One issue I ran into is that in my case I can have arrays/dicts of objects that themselves hold arrays/dicts of Param-like objects, and Flatten didn't want to handle that nested structure. Not sure if this still happens though, just something I ran into a while ago.

rafaqz commented 3 years ago

Thanks! I look forward to reading it.

I'm just abstracting ModelParameters.jl out right now actually. We should be able to get a free Tables.jl interface (which includes csv interop for free) and a nearly free Interact.jl interface out of it. I was going to ping you once its ready for some feedback.

Flatten can't handle Dicts or arrays as it's all compile-time code, and those have run-time determined fields and lengths. It's definately a limiting factor in some contexts. After starting with Dict originally, my sense is that Tuples, NamedTuples and especially structs lead to a better design, as you can use multiple dispatch methods on them so any of your components can be replaced by users ad-hoc with their own code with no performance overhead. They're also much faster to index.
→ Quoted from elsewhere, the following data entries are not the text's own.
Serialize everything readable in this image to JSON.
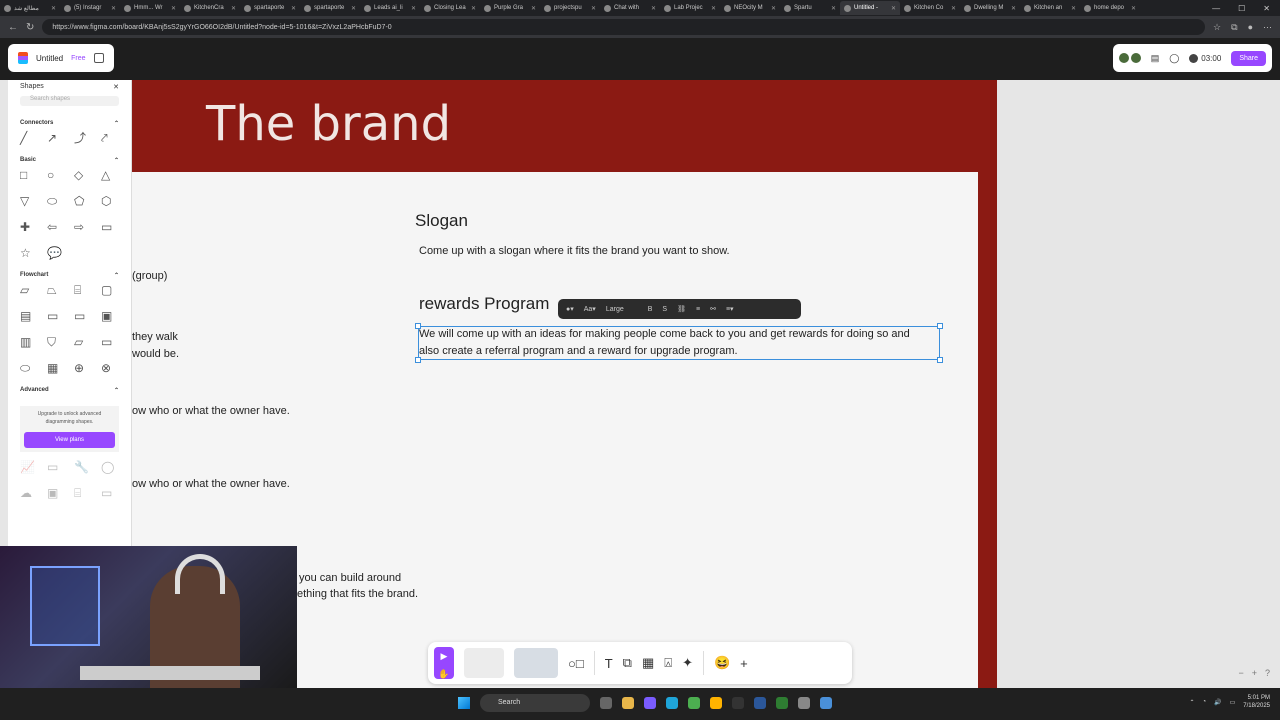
{
  "browser": {
    "tabs": [
      {
        "label": "مطالع شد"
      },
      {
        "label": "(5) Instagr"
      },
      {
        "label": "Hmm... Wr"
      },
      {
        "label": "KitchenCra"
      },
      {
        "label": "spartaporte"
      },
      {
        "label": "spartaporte"
      },
      {
        "label": "Leads ai_li"
      },
      {
        "label": "Closing Lea"
      },
      {
        "label": "Purple Gra"
      },
      {
        "label": "projectspu"
      },
      {
        "label": "Chat with"
      },
      {
        "label": "Lab Projec"
      },
      {
        "label": "NEOcity M"
      },
      {
        "label": "Spartu"
      },
      {
        "label": "Untitled -",
        "active": true
      },
      {
        "label": "Kitchen Co"
      },
      {
        "label": "Dwelling M"
      },
      {
        "label": "Kitchen an"
      },
      {
        "label": "home depo"
      }
    ],
    "url": "https://www.figma.com/board/KBAnj5sS2gyYrGO66OI2dB/Untitled?node-id=5-1016&t=ZiVxzL2aPHcbFuD7-0"
  },
  "figma": {
    "file_name": "Untitled",
    "plan": "Free",
    "timer": "03:00",
    "share_label": "Share"
  },
  "shapes_panel": {
    "title": "Shapes",
    "search_placeholder": "Search shapes",
    "sections": {
      "connectors": "Connectors",
      "basic": "Basic",
      "flowchart": "Flowchart",
      "advanced": "Advanced"
    },
    "upgrade_text": "Upgrade to unlock advanced diagramming shapes.",
    "view_plans": "View plans"
  },
  "board": {
    "title": "The brand",
    "slogan_heading": "Slogan",
    "slogan_text": "Come up with a slogan where it fits the brand you want to show.",
    "rewards_heading": "rewards Program",
    "rewards_line1": "We will come up with an ideas for making people come back to you and get rewards for doing so and",
    "rewards_line2": "also create a referral program and a reward for upgrade program.",
    "left_texts": [
      "(group)",
      "they walk",
      "would be.",
      "ow who or what the owner have.",
      "ow who or what the owner have.",
      "you can build around",
      "ething that fits the brand."
    ],
    "text_toolbar_size": "Large"
  },
  "taskbar": {
    "search": "Search",
    "time": "5:01 PM",
    "date": "7/18/2025"
  }
}
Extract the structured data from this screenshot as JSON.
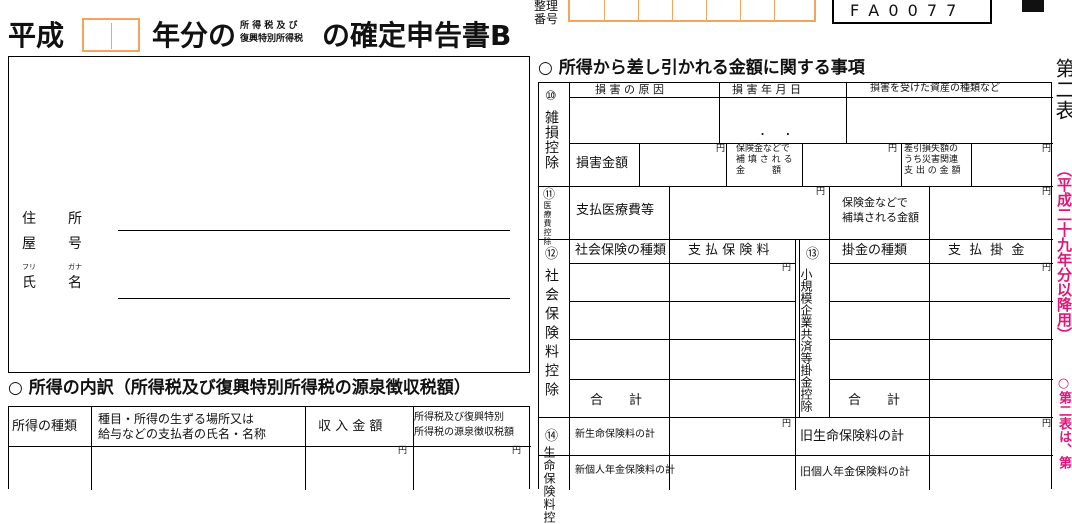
{
  "header": {
    "era": "平成",
    "year_suffix": "年分の",
    "tax_small_1": "所 得 税 及 び",
    "tax_small_2": "復興特別所得税",
    "title_end": "の確定申告書B",
    "seiri_1": "整理",
    "seiri_2": "番号",
    "form_code": "F A 0 0 7 7"
  },
  "address_block": {
    "addr_label_1": "住",
    "addr_label_2": "所",
    "yago_label_1": "屋",
    "yago_label_2": "号",
    "furi": "フリ",
    "gana": "ガナ",
    "name_label_1": "氏",
    "name_label_2": "名"
  },
  "income_section": {
    "title": "○ 所得の内訳（所得税及び復興特別所得税の源泉徴収税額）",
    "col_kind": "所得の種類",
    "col_place_1": "種目・所得の生ずる場所又は",
    "col_place_2": "給与などの支払者の氏名・名称",
    "col_amount": "収 入 金 額",
    "col_tax_1": "所得税及び復興特別",
    "col_tax_2": "所得税の源泉徴収税額",
    "yen": "円"
  },
  "deduction_section": {
    "title": "○ 所得から差し引かれる金額に関する事項",
    "num10": "⑩",
    "label10": "雑損控除",
    "h_cause": "損 害 の 原 因",
    "h_date": "損 害 年 月 日",
    "h_asset": "損害を受けた資産の種類など",
    "date_dots": ".    .",
    "loss_amount": "損害金額",
    "ins_1": "保険金などで",
    "ins_2": "補 填 さ れ る",
    "ins_3": "金　　　額",
    "diff_1": "差引損失額の",
    "diff_2": "うち災害関連",
    "diff_3": "支 出 の 金 額",
    "num11": "⑪",
    "label11": "医療費控除",
    "med_paid": "支払医療費等",
    "med_ins_1": "保険金などで",
    "med_ins_2": "補填される金額",
    "num12": "⑫",
    "label12": "社会保険料控除",
    "social_kind": "社会保険の種類",
    "social_paid": "支 払 保 険 料",
    "num13": "⑬",
    "label13_a": "小規模企業共済等掛金控除",
    "kake_kind": "掛金の種類",
    "kake_paid": "支 払 掛 金",
    "total": "合　　計",
    "num14": "⑭",
    "label14": "生命保険料控",
    "new_life": "新生命保険料の計",
    "old_life": "旧生命保険料の計",
    "new_pension": "新個人年金保険料の計",
    "old_pension": "旧個人年金保険料の計",
    "yen": "円"
  },
  "side_note": {
    "table_2": "第二表",
    "note": "（平成二十九年分以降用）",
    "note2": "○第二表は、第"
  },
  "colors": {
    "accent": "#e0167a",
    "box_orange": "#f3a55b"
  }
}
DynamicGrids.jl/Dispersal.jl/GrowthMaps.jl and DynamicEnergyBudgets.jl/Photosynthesis.jl and now all of the new Clima land model packages are good examples of this kind of structure. They're also all required to have very high performance, so that may actually be the niche I'm aiming for using Flatten and in ModelParameters.jl - maybe it should be HighPerformanceModelParameters.jl!! But thats too long.

Flatten being compile-time adds no overheads in these modelling contexts - while iterating over arbitrary Dicts is comparatively slow as everything has to be done at run time. Dicts are also slow to index into - which is the reason I ended up using this strategy in the first place! - indexing the dict was most of the model run time in DynamicEnergyBudgets.jl.